Biological processes, such as cellular growth and differentiation, are controlled by the expression of genetic material within a cell. Accumulation of alterations in the expression of a number of critical genes is the mechanism by which cells become cancerous. Characterizing the molecular details of gene expression in both normal and aberrant situations is an important part of dissecting this mechanism.

The Essential Role of RNA Splicing

Dynamics of the Spliceosome

EM of C complex. 2D images (little blobs) to 3D structure (colored)

In eukaryotes, RNA splicing is an essential step in gene expression. This involves the excision of non-coding intervening sequences, called introns, and the ligation of functional coding regions, called exons. The precise removal of introns is required to create continuous coding sequences with the correct genetic information for subsequent protein translation. In addition to this basic function, splicing provides a key point of regulation for gene expression by means of the differential inclusion of exons - a process called alternative splicing.
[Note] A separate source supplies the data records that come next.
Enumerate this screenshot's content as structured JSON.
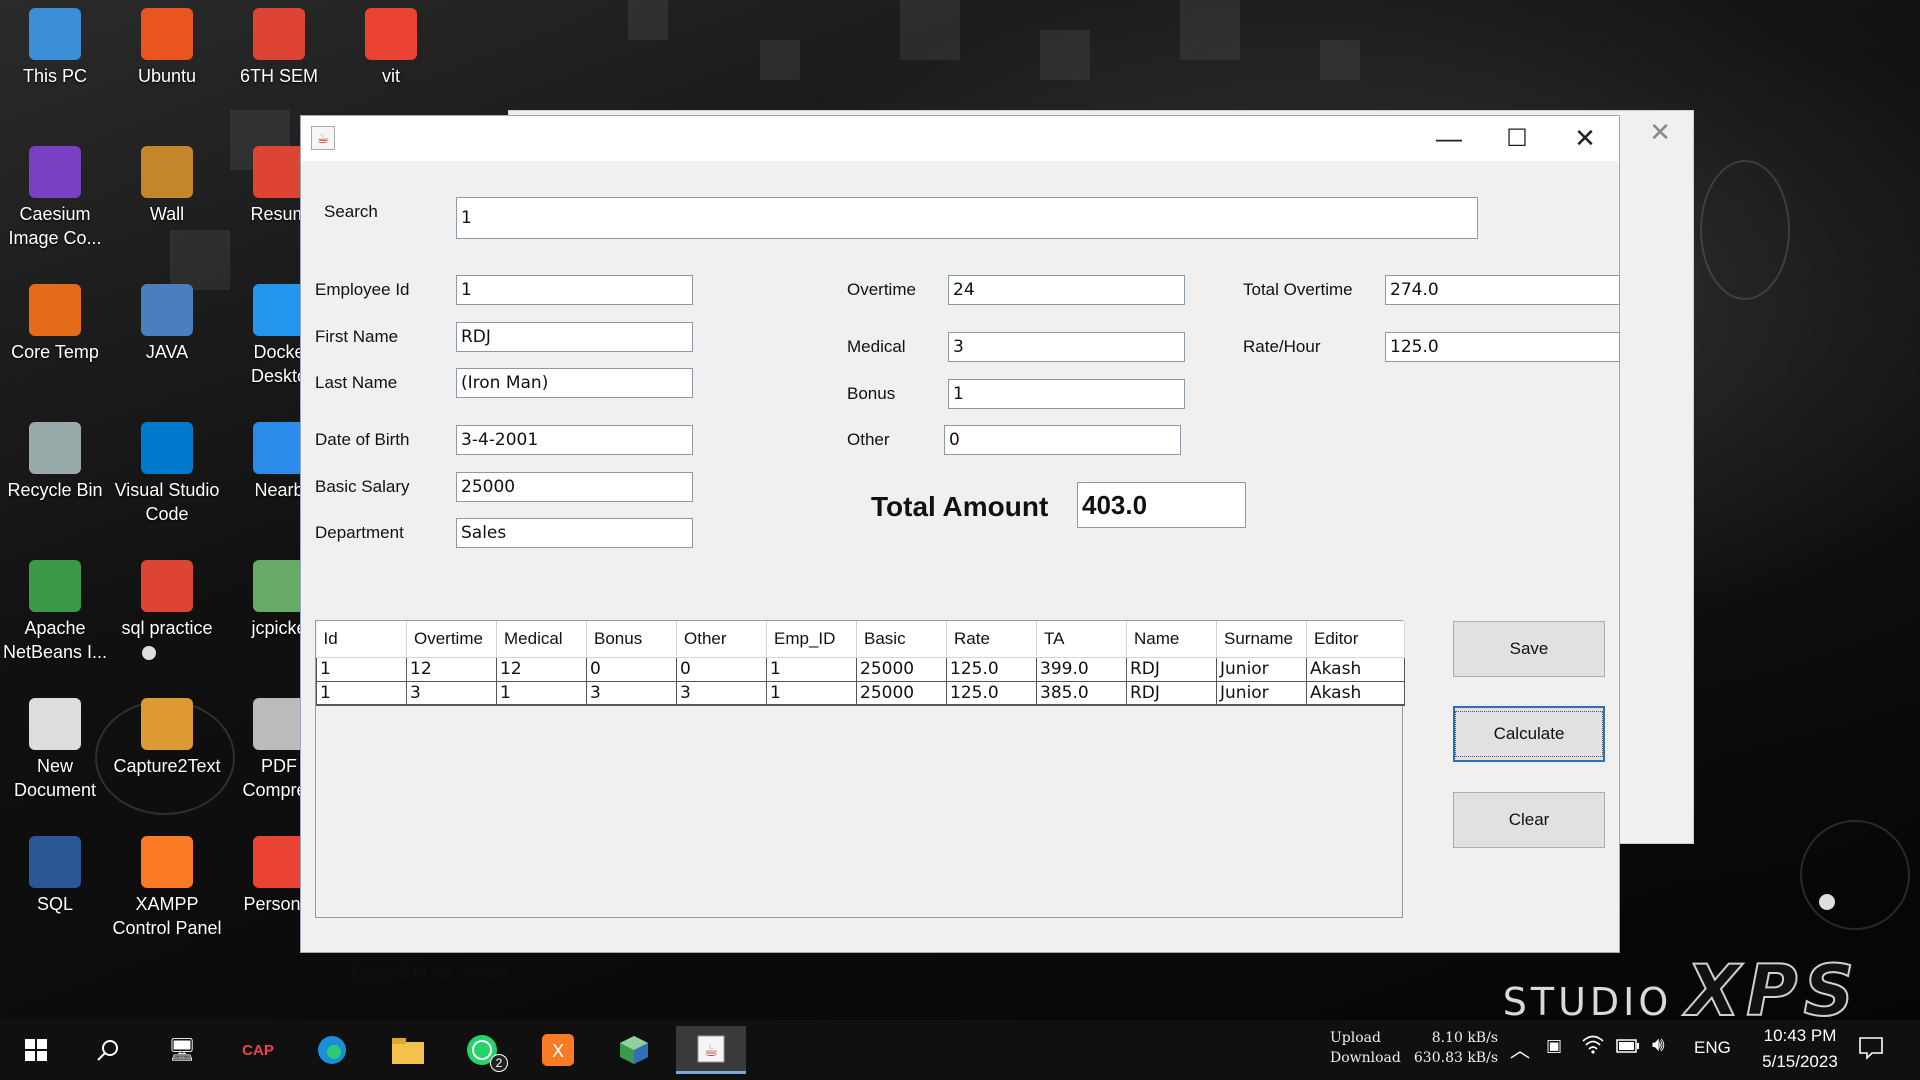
{
  "desktop": {
    "icons": [
      {
        "label": "This PC",
        "icon": "this-pc-icon",
        "color": "#3a8fd6"
      },
      {
        "label": "Ubuntu",
        "icon": "ubuntu-icon",
        "color": "#e95420"
      },
      {
        "label": "6TH SEM",
        "icon": "pdf-shortcut-icon",
        "color": "#d43"
      },
      {
        "label": "vit",
        "icon": "gmail-icon",
        "color": "#ea4335"
      },
      {
        "label": "Caesium Image Co...",
        "icon": "caesium-icon",
        "color": "#7b3fc4"
      },
      {
        "label": "Wall",
        "icon": "image-file-icon",
        "color": "#c5862b"
      },
      {
        "label": "Resum",
        "icon": "pdf-shortcut-icon",
        "color": "#d43"
      },
      {
        "label": "Core Temp",
        "icon": "core-temp-icon",
        "color": "#e36b1a"
      },
      {
        "label": "JAVA",
        "icon": "document-icon",
        "color": "#4a7fbf"
      },
      {
        "label": "Docke Deskto",
        "icon": "docker-icon",
        "color": "#2496ed"
      },
      {
        "label": "Recycle Bin",
        "icon": "recycle-bin-icon",
        "color": "#9aa"
      },
      {
        "label": "Visual Studio Code",
        "icon": "vscode-icon",
        "color": "#007acc"
      },
      {
        "label": "Nearb",
        "icon": "nearby-share-icon",
        "color": "#2a8be8"
      },
      {
        "label": "Apache NetBeans I...",
        "icon": "netbeans-icon",
        "color": "#3b9a4a"
      },
      {
        "label": "sql practice",
        "icon": "pdf-icon",
        "color": "#d43"
      },
      {
        "label": "jcpicke",
        "icon": "jcpicker-icon",
        "color": "#6a6"
      },
      {
        "label": "New Document",
        "icon": "blank-document-icon",
        "color": "#ddd"
      },
      {
        "label": "Capture2Text",
        "icon": "capture2text-icon",
        "color": "#d93"
      },
      {
        "label": "PDF Compres",
        "icon": "pdf-compressor-icon",
        "color": "#bbb"
      },
      {
        "label": "SQL",
        "icon": "word-document-icon",
        "color": "#2b5797"
      },
      {
        "label": "XAMPP Control Panel",
        "icon": "xampp-icon",
        "color": "#fb7a24"
      },
      {
        "label": "Personal",
        "icon": "gmail-icon",
        "color": "#ea4335"
      }
    ],
    "brand_a": "STUDIO",
    "brand_b": "XPS"
  },
  "window": {
    "app_icon": "java-icon",
    "minimize": "—",
    "maximize": "☐",
    "close": "✕"
  },
  "form": {
    "search": {
      "label": "Search",
      "value": "1"
    },
    "employee_id": {
      "label": "Employee Id",
      "value": "1"
    },
    "first_name": {
      "label": "First Name",
      "value": "RDJ"
    },
    "last_name": {
      "label": "Last Name",
      "value": "(Iron Man)"
    },
    "dob": {
      "label": "Date of Birth",
      "value": "3-4-2001"
    },
    "basic_salary": {
      "label": "Basic Salary",
      "value": "25000"
    },
    "department": {
      "label": "Department",
      "value": "Sales"
    },
    "overtime": {
      "label": "Overtime",
      "value": "24"
    },
    "medical": {
      "label": "Medical",
      "value": "3"
    },
    "bonus": {
      "label": "Bonus",
      "value": "1"
    },
    "other": {
      "label": "Other",
      "value": "0"
    },
    "total_overtime": {
      "label": "Total Overtime",
      "value": "274.0"
    },
    "rate_hour": {
      "label": "Rate/Hour",
      "value": "125.0"
    },
    "total_amount": {
      "label": "Total Amount",
      "value": "403.0"
    }
  },
  "table": {
    "columns": [
      "Id",
      "Overtime",
      "Medical",
      "Bonus",
      "Other",
      "Emp_ID",
      "Basic",
      "Rate",
      "TA",
      "Name",
      "Surname",
      "Editor"
    ],
    "rows": [
      [
        "1",
        "12",
        "12",
        "0",
        "0",
        "1",
        "25000",
        "125.0",
        "399.0",
        "RDJ",
        "Junior",
        "Akash"
      ],
      [
        "1",
        "3",
        "1",
        "3",
        "3",
        "1",
        "25000",
        "125.0",
        "385.0",
        "RDJ",
        "Junior",
        "Akash"
      ]
    ]
  },
  "buttons": {
    "save": "Save",
    "calculate": "Calculate",
    "clear": "Clear"
  },
  "status": {
    "logged_in_label": "Logged In As",
    "user": "Akash"
  },
  "taskbar": {
    "items": [
      "start-icon",
      "search-icon",
      "task-manager-icon",
      "capture2text-icon",
      "edge-icon",
      "file-explorer-icon",
      "whatsapp-icon",
      "xampp-icon",
      "netbeans-icon",
      "java-icon"
    ],
    "whatsapp_badge": "2",
    "upload_label": "Upload",
    "download_label": "Download",
    "upload_speed": "8.10 kB/s",
    "download_speed": "630.83 kB/s",
    "language": "ENG",
    "time": "10:43 PM",
    "date": "5/15/2023"
  }
}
Alternative splicing allows a single gene to produce a set of distinct but related proteins. This flexibility significantly increases the size and complexity of the proteome.

Dissecting the Spliceosome

The cellular machine responsible for RNA splicing is the called spliceosome. This multi-megadalton macromolecular complex rivals RNA polymerase II holoenzyme and the ribosome in size, complexity and importance for gene expression. It is composed of five small ribonucleoprotein (snRNP) particles and a large number of additional protein factors that assemble on nacscent transcripts in the nucleus to perform the splicing reaction. The snRNPs (known as U1, U2, U4, U5 and U6) are also multi-component complexes, containing one small stable RNA molecule (snRNA) and five or more individual proteins. Jurica and her laboratory are using the tools of structural biology to characterize the architecture of the entire spliceosome, as well as to provide detailed information concerning its approximately 200 components.

The large size and complexity of many macromolecules result in several challenges for structural determination. With the spliceosome, the task is even more formidable due to its dynamic assembly, lack of symmetry and possible structural flexibility. It is, therefore, necessary to combine various structural techniques in order to create an architectural representation of this complicated machine. Jurica and her colleagues use cryo-electron microscopy for ultrastructure studies of large splicing complexes and X-ray crystallography to determine high-resolution structures of individual components. Results from these endeavors are combined with computational modeling and experimentally derived restraints from biochemical studies of spliceosomes to build a three-dimensional model that will further our understanding of the mechanistic underpinnings of pre-mRNA splicing. This multi-faceted approach can also be applied to other macromolecular complexes.